Deniz Utlu schreibt in einer jungen, rauen Sprache, die manchmal ins poetische kippt, dann manchmal auch leicht den Kitsch streift, aber immer authentisch wirkt. Sie beschreibt anschaulich den Kampf um Orientierung, um einen Platz in der Gesellschaft, den viele junge Menschen, nicht nur mit Migrationshintergrund kämpfen. Besonders beeindruckend ist er da, wo er von der Elterngeneration erzählt, Rückblicke in die 60er und 70er Jahre gibt, in der soviel Hoffnung bestand. Dass viele dieser Hoffnungen scheiterten, sollte auch uns etwas ungehalten machen.

Stipe Erceg liest das Buch spröde und leicht gebrochen vor, was sehr gut zum Protagonisten passt.
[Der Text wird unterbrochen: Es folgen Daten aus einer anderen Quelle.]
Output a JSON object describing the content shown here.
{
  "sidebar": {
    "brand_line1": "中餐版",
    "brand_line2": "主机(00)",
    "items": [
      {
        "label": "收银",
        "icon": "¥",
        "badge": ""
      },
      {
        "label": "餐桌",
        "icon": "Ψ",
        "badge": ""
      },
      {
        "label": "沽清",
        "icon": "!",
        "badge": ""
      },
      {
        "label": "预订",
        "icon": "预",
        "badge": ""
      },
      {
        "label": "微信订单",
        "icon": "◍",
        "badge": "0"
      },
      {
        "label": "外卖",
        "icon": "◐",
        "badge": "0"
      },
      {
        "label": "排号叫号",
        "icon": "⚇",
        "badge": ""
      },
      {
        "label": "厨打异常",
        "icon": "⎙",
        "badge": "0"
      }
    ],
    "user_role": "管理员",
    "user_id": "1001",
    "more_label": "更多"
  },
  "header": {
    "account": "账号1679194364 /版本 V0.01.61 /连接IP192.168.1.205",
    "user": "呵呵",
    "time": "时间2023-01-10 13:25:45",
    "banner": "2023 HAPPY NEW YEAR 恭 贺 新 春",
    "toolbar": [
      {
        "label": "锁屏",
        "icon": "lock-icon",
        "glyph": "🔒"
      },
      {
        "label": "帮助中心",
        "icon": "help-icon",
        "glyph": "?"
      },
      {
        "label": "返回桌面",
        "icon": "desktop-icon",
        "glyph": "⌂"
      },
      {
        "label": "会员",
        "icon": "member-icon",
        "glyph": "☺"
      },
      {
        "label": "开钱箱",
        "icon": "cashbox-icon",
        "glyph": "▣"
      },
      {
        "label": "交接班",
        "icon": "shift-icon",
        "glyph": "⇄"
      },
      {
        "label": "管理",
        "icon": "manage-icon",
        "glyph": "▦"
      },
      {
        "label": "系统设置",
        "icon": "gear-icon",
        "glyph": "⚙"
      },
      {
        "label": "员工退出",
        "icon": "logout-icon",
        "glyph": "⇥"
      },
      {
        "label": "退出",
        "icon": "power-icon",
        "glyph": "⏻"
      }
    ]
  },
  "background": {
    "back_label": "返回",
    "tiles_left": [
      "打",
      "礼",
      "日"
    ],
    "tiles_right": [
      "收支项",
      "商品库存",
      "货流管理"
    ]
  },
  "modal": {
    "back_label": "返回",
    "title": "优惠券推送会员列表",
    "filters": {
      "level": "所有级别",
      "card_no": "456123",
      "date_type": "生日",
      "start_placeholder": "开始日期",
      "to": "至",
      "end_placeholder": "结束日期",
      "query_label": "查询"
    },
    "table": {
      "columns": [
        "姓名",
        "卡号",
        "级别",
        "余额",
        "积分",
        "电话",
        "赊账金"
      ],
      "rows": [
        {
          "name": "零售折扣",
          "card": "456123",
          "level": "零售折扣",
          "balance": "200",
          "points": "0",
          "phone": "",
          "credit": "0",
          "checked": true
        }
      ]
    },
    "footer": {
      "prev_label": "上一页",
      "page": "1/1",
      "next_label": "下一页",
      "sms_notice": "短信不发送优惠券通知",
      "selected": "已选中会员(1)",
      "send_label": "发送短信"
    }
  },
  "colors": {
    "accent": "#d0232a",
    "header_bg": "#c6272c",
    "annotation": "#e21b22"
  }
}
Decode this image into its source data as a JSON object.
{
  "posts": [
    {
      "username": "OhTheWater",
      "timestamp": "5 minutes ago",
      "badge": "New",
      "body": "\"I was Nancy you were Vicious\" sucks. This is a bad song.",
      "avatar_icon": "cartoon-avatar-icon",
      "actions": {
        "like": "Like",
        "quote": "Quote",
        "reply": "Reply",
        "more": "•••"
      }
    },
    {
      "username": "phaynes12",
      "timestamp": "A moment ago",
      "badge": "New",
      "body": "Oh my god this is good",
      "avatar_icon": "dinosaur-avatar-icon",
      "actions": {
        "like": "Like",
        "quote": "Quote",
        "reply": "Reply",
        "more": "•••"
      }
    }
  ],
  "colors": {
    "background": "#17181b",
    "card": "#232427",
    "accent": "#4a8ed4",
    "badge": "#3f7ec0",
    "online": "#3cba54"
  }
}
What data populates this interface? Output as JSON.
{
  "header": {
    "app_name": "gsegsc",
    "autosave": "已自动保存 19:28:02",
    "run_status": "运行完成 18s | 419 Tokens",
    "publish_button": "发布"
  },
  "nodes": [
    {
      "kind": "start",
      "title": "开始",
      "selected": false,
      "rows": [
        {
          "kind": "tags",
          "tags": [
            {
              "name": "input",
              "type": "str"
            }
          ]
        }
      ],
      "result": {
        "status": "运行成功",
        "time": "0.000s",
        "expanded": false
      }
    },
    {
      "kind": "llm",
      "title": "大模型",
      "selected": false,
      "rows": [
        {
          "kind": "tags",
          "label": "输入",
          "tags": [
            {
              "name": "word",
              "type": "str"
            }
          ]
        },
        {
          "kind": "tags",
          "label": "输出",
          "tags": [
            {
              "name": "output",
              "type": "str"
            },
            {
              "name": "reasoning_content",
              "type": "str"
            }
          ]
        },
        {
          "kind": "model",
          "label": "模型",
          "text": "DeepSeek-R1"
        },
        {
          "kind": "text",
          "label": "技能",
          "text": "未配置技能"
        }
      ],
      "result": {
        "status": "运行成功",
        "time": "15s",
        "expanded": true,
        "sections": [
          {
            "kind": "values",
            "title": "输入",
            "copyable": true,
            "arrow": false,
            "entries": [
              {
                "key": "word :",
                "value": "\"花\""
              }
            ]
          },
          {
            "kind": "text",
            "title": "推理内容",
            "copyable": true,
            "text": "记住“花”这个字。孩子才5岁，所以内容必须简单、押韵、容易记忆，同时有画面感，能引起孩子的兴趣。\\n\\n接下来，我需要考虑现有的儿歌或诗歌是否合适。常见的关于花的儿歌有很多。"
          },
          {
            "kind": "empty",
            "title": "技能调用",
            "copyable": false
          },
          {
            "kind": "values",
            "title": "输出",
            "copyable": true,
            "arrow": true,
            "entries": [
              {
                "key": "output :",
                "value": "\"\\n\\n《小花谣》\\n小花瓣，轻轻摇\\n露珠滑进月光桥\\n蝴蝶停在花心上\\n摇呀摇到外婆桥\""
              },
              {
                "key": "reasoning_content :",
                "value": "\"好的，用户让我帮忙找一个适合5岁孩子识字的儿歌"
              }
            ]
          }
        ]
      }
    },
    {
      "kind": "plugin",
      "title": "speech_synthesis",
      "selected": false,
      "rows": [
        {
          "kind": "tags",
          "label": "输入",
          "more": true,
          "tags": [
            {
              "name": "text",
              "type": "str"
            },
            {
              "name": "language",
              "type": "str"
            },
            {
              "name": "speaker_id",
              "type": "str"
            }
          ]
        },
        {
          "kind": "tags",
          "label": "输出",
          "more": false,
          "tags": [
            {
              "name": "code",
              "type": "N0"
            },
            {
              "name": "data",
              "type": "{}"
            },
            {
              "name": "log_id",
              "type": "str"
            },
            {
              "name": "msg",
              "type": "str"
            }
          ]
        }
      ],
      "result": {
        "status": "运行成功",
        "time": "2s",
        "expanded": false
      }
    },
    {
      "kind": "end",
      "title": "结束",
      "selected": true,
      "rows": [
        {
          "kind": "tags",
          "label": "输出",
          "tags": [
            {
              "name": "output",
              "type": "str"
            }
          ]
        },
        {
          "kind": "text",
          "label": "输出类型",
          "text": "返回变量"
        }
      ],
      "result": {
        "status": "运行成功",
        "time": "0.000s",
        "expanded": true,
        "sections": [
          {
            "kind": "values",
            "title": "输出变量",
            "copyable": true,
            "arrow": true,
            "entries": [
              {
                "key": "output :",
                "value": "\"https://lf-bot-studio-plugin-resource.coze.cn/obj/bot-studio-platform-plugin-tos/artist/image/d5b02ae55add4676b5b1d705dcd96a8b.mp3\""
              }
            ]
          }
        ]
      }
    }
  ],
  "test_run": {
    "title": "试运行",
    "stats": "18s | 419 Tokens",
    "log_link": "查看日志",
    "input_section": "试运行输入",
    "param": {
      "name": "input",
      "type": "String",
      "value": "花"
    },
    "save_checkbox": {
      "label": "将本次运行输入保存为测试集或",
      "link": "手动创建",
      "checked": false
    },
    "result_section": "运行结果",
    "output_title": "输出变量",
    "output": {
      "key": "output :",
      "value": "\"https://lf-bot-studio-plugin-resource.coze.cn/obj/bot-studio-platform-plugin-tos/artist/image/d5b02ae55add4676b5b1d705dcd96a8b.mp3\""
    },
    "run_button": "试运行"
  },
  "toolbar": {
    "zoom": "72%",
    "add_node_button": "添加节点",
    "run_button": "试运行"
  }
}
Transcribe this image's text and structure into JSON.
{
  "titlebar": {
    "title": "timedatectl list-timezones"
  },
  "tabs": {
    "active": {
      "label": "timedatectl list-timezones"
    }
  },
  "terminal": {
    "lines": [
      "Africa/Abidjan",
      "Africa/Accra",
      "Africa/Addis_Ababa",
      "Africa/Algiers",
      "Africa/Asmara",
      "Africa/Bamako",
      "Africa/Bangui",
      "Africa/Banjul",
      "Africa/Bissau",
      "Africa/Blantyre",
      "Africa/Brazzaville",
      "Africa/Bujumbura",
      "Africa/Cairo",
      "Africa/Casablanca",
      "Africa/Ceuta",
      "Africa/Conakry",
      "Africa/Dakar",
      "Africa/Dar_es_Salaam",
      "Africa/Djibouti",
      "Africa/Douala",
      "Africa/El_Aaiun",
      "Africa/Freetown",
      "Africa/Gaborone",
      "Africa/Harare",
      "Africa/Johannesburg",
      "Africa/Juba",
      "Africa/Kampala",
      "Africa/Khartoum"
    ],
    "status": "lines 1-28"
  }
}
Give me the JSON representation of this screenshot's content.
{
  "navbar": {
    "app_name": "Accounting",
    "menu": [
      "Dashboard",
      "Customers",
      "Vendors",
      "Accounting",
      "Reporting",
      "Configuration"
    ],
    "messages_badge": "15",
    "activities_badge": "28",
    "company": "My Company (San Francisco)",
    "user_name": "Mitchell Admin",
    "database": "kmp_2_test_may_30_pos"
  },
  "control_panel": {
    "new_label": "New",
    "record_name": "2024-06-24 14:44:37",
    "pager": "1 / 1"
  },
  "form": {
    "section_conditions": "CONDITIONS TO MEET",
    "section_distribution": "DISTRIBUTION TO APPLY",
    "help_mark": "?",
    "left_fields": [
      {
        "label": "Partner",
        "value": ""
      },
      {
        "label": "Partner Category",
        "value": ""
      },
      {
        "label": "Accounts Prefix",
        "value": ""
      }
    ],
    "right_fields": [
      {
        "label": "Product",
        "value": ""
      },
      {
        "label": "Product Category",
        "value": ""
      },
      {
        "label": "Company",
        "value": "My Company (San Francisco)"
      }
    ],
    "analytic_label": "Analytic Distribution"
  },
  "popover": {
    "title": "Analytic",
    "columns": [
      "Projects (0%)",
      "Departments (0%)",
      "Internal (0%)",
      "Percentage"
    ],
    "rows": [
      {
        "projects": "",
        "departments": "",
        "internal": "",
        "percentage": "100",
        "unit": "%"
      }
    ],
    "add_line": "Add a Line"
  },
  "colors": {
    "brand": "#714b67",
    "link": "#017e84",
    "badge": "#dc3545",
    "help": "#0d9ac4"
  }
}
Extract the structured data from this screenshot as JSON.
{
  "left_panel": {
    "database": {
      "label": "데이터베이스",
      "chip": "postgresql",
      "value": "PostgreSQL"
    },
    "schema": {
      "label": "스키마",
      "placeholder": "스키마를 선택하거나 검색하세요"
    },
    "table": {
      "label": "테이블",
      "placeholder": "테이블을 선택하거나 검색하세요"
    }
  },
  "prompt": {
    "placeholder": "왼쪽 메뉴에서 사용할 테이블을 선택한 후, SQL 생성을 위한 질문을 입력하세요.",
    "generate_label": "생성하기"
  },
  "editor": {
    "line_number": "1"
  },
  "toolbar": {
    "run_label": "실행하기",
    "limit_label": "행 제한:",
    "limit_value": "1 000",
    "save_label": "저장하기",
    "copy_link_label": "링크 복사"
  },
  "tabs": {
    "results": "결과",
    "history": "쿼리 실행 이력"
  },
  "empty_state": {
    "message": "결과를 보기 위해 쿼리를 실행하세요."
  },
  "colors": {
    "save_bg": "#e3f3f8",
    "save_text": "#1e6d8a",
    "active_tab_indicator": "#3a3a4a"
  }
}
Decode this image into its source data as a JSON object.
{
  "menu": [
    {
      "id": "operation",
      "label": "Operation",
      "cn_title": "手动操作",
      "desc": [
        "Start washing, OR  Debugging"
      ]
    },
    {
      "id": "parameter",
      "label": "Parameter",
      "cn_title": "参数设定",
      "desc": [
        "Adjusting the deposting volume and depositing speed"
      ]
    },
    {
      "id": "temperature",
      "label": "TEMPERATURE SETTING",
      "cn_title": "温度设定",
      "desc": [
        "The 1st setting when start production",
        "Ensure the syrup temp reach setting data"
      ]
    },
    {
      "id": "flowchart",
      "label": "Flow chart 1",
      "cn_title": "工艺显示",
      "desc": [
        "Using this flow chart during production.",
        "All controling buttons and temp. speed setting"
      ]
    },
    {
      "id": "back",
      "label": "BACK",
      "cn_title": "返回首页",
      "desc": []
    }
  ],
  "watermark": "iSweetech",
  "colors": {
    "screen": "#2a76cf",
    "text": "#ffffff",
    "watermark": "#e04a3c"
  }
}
Ein "Hörgenuss" ist es eher nicht.

Kommentare

Naibenak kommentierte am 27. März 2017 um 12:40

Ich höre dieses Hörbuch derzeit und bin sehr beeindruckt! Ein schöner Roman! Mir gefäll sehr gut, wie Stipe Erceg es vorträgt! Nicht nur, weil es zum Protagonisten passt, auch sonst... ;-)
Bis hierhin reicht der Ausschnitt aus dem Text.